My best friend hasn’t spoken to me in weeks, which makes me wonder at the validity of our “friendship”. My husband is horrified at the revelation that I want to start having kids. My family is a thousand miles away, and I miss them more than I can say. My friends are mostly acquaintances.
When I make a true friend, I bond tightly to them, and consider them soul-sibs. But sooner or later they just…walk away, and cease contact with no warning or explanation.
So here I am, alone, with this worm burrowing into my hollow shell. You’d never know me on the street, because I smile and fake happiness so I don’t drag others down with me. But on the inside I’m crying out. And no one seems to hear.
…is pretty much how I’ve been feeling the past few months.
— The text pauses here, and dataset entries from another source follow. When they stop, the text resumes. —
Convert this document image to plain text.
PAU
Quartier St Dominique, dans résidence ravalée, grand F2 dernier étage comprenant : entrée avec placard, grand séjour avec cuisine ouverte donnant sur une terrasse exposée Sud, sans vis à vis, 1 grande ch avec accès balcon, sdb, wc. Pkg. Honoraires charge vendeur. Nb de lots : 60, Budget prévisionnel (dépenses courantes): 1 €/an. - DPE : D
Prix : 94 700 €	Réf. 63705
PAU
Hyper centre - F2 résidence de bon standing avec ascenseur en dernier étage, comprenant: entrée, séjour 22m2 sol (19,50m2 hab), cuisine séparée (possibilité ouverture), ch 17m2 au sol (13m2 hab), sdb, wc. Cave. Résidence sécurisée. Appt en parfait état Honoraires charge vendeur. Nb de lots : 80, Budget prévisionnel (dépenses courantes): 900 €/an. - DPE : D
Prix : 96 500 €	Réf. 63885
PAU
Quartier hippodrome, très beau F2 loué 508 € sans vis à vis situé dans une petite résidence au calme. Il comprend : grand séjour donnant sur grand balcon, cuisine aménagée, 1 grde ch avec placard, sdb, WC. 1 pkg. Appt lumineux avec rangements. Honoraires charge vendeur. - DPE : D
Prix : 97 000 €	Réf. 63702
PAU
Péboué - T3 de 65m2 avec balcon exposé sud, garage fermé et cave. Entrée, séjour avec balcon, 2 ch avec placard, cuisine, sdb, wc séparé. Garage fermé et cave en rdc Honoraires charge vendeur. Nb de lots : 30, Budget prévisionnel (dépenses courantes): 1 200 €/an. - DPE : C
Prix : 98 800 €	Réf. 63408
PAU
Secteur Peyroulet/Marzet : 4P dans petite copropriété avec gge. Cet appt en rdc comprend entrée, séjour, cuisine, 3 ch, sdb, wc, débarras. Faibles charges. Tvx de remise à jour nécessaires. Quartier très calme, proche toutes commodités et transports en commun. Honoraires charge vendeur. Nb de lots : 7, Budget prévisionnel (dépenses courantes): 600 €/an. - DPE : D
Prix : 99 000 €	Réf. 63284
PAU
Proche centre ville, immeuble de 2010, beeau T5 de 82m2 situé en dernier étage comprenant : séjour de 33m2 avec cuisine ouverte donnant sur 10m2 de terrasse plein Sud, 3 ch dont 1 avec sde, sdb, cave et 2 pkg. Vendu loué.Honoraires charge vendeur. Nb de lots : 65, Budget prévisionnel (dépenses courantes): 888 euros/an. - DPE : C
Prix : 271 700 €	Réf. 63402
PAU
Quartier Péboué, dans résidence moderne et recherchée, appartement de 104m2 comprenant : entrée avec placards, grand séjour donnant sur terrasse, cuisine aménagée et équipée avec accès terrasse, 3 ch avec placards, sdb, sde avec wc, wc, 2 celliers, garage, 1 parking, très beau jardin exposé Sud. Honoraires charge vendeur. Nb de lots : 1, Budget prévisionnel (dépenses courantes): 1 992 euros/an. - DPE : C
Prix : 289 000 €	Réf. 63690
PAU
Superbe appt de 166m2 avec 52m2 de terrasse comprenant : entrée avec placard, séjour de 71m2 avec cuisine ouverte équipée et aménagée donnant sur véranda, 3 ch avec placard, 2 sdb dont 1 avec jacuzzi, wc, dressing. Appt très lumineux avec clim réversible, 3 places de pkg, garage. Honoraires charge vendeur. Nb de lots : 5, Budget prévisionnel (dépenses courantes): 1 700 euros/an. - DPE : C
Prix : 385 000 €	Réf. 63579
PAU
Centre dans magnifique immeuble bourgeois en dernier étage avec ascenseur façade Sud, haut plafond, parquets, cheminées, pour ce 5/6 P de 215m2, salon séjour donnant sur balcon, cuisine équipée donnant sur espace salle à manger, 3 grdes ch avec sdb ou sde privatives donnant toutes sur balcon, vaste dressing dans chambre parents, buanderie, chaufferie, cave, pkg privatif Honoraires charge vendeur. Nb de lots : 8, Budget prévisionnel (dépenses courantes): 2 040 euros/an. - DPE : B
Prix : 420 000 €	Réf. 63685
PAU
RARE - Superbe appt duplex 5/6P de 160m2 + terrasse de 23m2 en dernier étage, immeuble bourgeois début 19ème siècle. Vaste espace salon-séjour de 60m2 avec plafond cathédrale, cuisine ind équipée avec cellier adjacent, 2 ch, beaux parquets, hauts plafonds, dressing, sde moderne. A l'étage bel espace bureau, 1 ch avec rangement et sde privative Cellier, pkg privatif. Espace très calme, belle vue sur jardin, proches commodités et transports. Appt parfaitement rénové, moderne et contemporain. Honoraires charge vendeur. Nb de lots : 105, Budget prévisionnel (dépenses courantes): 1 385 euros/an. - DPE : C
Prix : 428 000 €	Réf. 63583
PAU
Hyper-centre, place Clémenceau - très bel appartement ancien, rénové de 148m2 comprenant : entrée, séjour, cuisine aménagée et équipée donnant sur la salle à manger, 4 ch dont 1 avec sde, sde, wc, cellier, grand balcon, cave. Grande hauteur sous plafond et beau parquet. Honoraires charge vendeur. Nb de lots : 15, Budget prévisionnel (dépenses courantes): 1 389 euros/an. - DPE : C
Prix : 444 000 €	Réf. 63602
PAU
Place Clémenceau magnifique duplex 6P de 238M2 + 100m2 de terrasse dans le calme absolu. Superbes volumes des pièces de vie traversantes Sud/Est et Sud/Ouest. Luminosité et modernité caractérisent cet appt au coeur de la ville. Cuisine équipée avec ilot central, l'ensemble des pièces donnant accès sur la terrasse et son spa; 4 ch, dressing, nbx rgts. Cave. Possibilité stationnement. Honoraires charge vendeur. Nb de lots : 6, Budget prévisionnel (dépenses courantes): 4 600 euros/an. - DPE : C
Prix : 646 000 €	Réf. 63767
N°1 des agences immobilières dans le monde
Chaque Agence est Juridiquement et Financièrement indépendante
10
Getting Mythic wrapped up bit by bit, though it’s fighting me every step of the way.
I haven’t even touched Black Feathers since June, but as soon as Mythic is done, I should be able to pick it up again.
I have a question for those of you who rp: have you ever gotten so attached to a character that they’re practically an extension of yourself?
I’ve got a good half-dozen characters that I play, but the first one I made…he’s the hidden and not so hidden parts of myself, and I experience his joys and sorrow like they’re my own. When his longtime lover broke it off with no warning, both he and I were horrified, hurt, and physically ill.
Makes me wonder if I’m slightly schizophrenic, that he’s in my head so much, and that I feel what he feels with no barrier between what I know is reality and what isn’t.
Maybe I’m just batshit crazy. That’s entirely possible.
No update on Mythic this weekend as you might have guessed by now. I’m really not happy with how the chapter is turning out and am considering scrapping it and redoing it. I’d rather make you guys wait than post a chapter I feel isn’t up to my personal standards. We’ll see what happens next weekend. Have a great week, my dears!